Häufig gestellte Fragen (FAQ) zu: Lebensbedingungen von Roma-Kindern zwischen Familie und Staat
Was ist der Gegenstand dieser Arbeit?
Diese Arbeit untersucht die Lebensbedingungen von Roma-Kindern in Europa und den Einfluss von Familie und Staat auf ihre Entwicklung. Der Fokus liegt auf der ethnologischen Perspektive und der Kindheit als prägender Phase für soziale Charakteristika.
Welche Themen werden behandelt?
Die Arbeit behandelt die Rolle der Familie in der Roma-Gesellschaft, die Bedeutung von Verwandtschaftsstrukturen und Traditionen, den Einfluss von Vorurteilen und Diskriminierung, die Herausforderungen im Bildungssystem und den Zusammenhang zwischen Bildung, Arbeitslosigkeit und sozialer Marginalisierung. Besonders wird der Spagat zwischen der Roma-Gemeinschaft und der Nicht-Roma-Gesellschaft beleuchtet, in dem Roma-Kinder agieren.
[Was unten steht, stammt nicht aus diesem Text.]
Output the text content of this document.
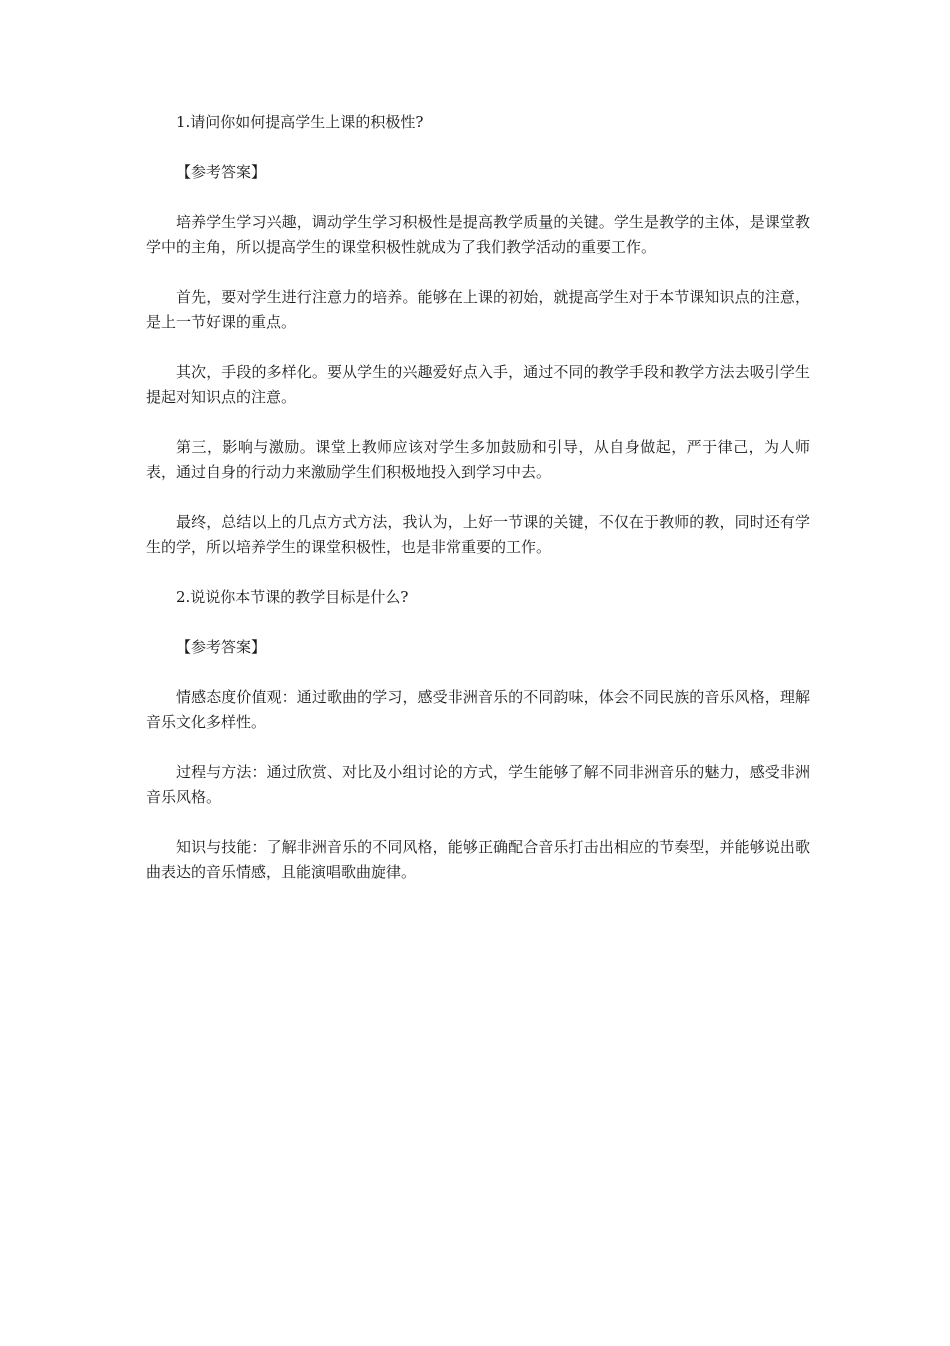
1.请问你如何提高学生上课的积极性?

【参考答案】

培养学生学习兴趣，调动学生学习积极性是提高教学质量的关键。学生是教学的主体，是课堂教学中的主角，所以提高学生的课堂积极性就成为了我们教学活动的重要工作。

首先，要对学生进行注意力的培养。能够在上课的初始，就提高学生对于本节课知识点的注意，是上一节好课的重点。

其次，手段的多样化。要从学生的兴趣爱好点入手，通过不同的教学手段和教学方法去吸引学生提起对知识点的注意。

第三，影响与激励。课堂上教师应该对学生多加鼓励和引导，从自身做起，严于律己，为人师表，通过自身的行动力来激励学生们积极地投入到学习中去。

最终，总结以上的几点方式方法，我认为，上好一节课的关键，不仅在于教师的教，同时还有学生的学，所以培养学生的课堂积极性，也是非常重要的工作。

2.说说你本节课的教学目标是什么?

【参考答案】

情感态度价值观：通过歌曲的学习，感受非洲音乐的不同韵味，体会不同民族的音乐风格，理解音乐文化多样性。

过程与方法：通过欣赏、对比及小组讨论的方式，学生能够了解不同非洲音乐的魅力，感受非洲音乐风格。

知识与技能：了解非洲音乐的不同风格，能够正确配合音乐打击出相应的节奏型，并能够说出歌曲表达的音乐情感，且能演唱歌曲旋律。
Welche Kapitel umfasst die Arbeit?
Die Arbeit gliedert sich in eine Einleitung, ein Hauptkapitel ("Roma-Kinder zwischen Familie und Staat") und ein Schlusswort. Die Einleitung beleuchtet die politische Diskussion um die Situation der Roma und Sinti in Europa und führt in die ethnologische Perspektive ein. Das Hauptkapitel analysiert die Lebensbedingungen von Roma-Kindern im Spannungsfeld zwischen Familie und Staat, beschreibt die Rolle der Familie und den Einfluss von Traditionen.
Welche Aspekte der Familie werden betrachtet?
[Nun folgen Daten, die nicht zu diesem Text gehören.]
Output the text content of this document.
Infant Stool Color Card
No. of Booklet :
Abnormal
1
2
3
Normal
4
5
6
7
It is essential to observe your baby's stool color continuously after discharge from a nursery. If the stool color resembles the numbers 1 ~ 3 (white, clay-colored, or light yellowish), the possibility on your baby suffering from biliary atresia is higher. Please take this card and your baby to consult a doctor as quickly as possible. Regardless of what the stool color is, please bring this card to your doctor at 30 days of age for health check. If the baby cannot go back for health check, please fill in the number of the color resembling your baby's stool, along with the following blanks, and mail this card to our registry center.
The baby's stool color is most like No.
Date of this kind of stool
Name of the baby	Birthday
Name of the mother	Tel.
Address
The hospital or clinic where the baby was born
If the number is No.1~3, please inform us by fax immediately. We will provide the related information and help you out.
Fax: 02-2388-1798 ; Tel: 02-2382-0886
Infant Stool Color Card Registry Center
Die Arbeit betrachtet die zentrale Rolle der Familie als fundamentalen Wert und soziales Bauteil im Leben der Roma. Die enge Verbundenheit innerhalb der Familien und die Bedeutung von Verwandtschaftsbeziehungen, Traditionen (z.B. die „marime“-Periode), die Rolle von Paten und die komplexen sozialen Interaktionen innerhalb der Roma-Gemeinschaft werden detailliert beschrieben.
Wie wird der Einfluss des Staates dargestellt?
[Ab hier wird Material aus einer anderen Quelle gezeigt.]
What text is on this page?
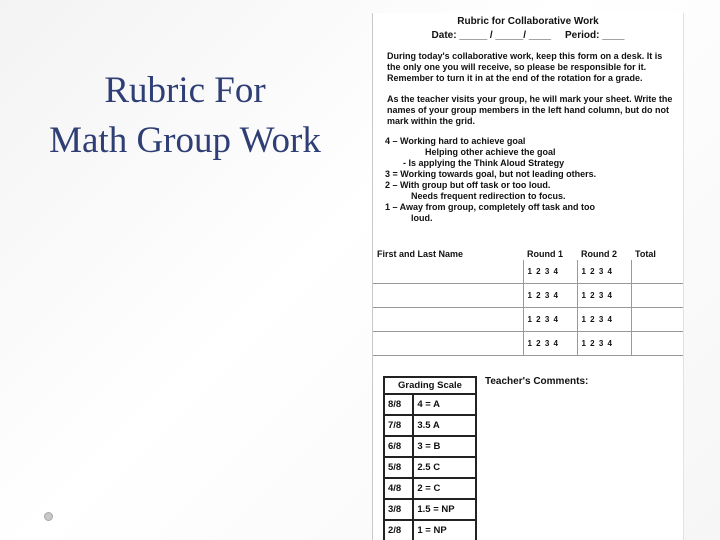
Rubric For
Math Group Work
Rubric for Collaborative Work
Date: _____ / _____/ ____     Period: ____
During today's collaborative work, keep this form on a desk. It is the only one you will receive, so please be responsible for it. Remember to turn it in at the end of the rotation for a grade.
As the teacher visits your group, he will mark your sheet. Write the names of your group members in the left hand column, but do not mark within the grid.
4 – Working hard to achieve goal
Helping other achieve the goal
- Is applying the Think Aloud Strategy
3 = Working towards goal, but not leading others.
2 – With group but off task or too loud.
Needs frequent redirection to focus.
1 – Away from group, completely off task and too
loud.
First and Last Name	Round 1	Round 2	Total
	1 2 3 4	1 2 3 4	
	1 2 3 4	1 2 3 4	
	1 2 3 4	1 2 3 4	
	1 2 3 4	1 2 3 4	
Grading Scale	
8/8	4 = A
7/8	3.5 A
6/8	3 = B
5/8	2.5 C
4/8	2 = C
3/8	1.5 = NP
2/8	1 = NP
Teacher's Comments:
Der Einfluss des Staates wird im Kontext des Spannungsfeldes zwischen Familie und Staat dargestellt. Die Arbeit beleuchtet die Herausforderungen im Bildungssystem und den Zusammenhang zwischen Bildung, Arbeitslosigkeit und sozialer Marginalisierung. Sie zeigt, wie der Staat auf die komplexen sozialen Interaktionen innerhalb der Roma-Gemeinschaft und deren Herausforderungen reagiert (oder nicht reagiert).
Welche Perspektive wird eingenommen?
Die Arbeit nimmt eine ethnologische Perspektive ein, die die Kindheit als entscheidende Phase für die Herausbildung sozialer Charakteristika und die Analyse sozialer Verhältnisse betrachtet. Das Kind wird als handelndes Subjekt zwischen der Roma-Gemeinschaft und der Nicht-Roma-Gesellschaft positioniert.
Welche Schlüsselwörter beschreiben die Arbeit?
Roma, Sinti, Kindheit, Familie, Staat, Integration, Bildung, Marginalisierung, Traditionen, Verwandtschaftsstrukturen, Diskriminierung, ethnologische Perspektive, soziale Verhältnisse.
Welche Zielsetzung verfolgt die Arbeit?
Die Arbeit untersucht die Lebensbedingungen von Roma-Kindern in Europa, insbesondere den Einfluss von Familie und Staat auf ihre Entwicklung. Sie betont die Notwendigkeit menschenwürdiger Lebensbedingungen, insbesondere im Bereich der Bildung, und die Forderung nach Gleichstellung.